The indication that there is no delay is very misleading. Over the 6 days I have experienced this singletracking, 3 of the days I have had to wait more than 10 minutes for a train, with today requiring a wait of approximately 18 minutes. This is certainly much more than normal - and it shows with a much more full platform. The extra 5-15 minutes is not a major delay, but it does matter.Though I can only speculate, it would appear that by "no delays," Metro is indicating that trains are moving through the single track area on the schedule that was established during the maintenance plan.
This is a symptom of Metro's often operating more like a logistics company than a person-oriented transit agency.
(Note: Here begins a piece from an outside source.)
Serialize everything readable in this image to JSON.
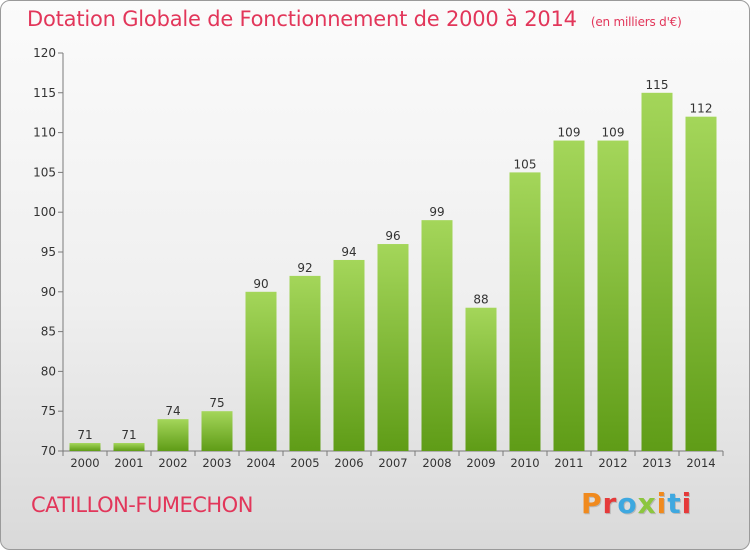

Saying that there are no delays during single tracking indicates that WMATA treats delays with respect to moving trains through the system rather than moving people.
While a train may be maintaining the established schedule during track work times, this will still manifest itself as a delay to the customer standing on the platform at one of the affected stations. Matt is right that Metro should communicate this to its customers.
Make no mistake, the new track maintenance format is a very good sign from Metro's communications office under Sarles' leadership, because it shows that they're willing and able to be creative in how they communicate information to the public. When talking to Lisa Farbstein, WMATA's director of media relations, on Wednesday at the blogger roundtable, she said she hopes this new format is only the first iteration and that they'll continue to improve it over time. We hope they'll consider some of our recommendations.
Metro still has a long way to go until they have created a truly transparent operation that fully communicates with its customers, but, with developments like PlanItMetro and these new trackwork calendars, they are making serious efforts to improve in this area.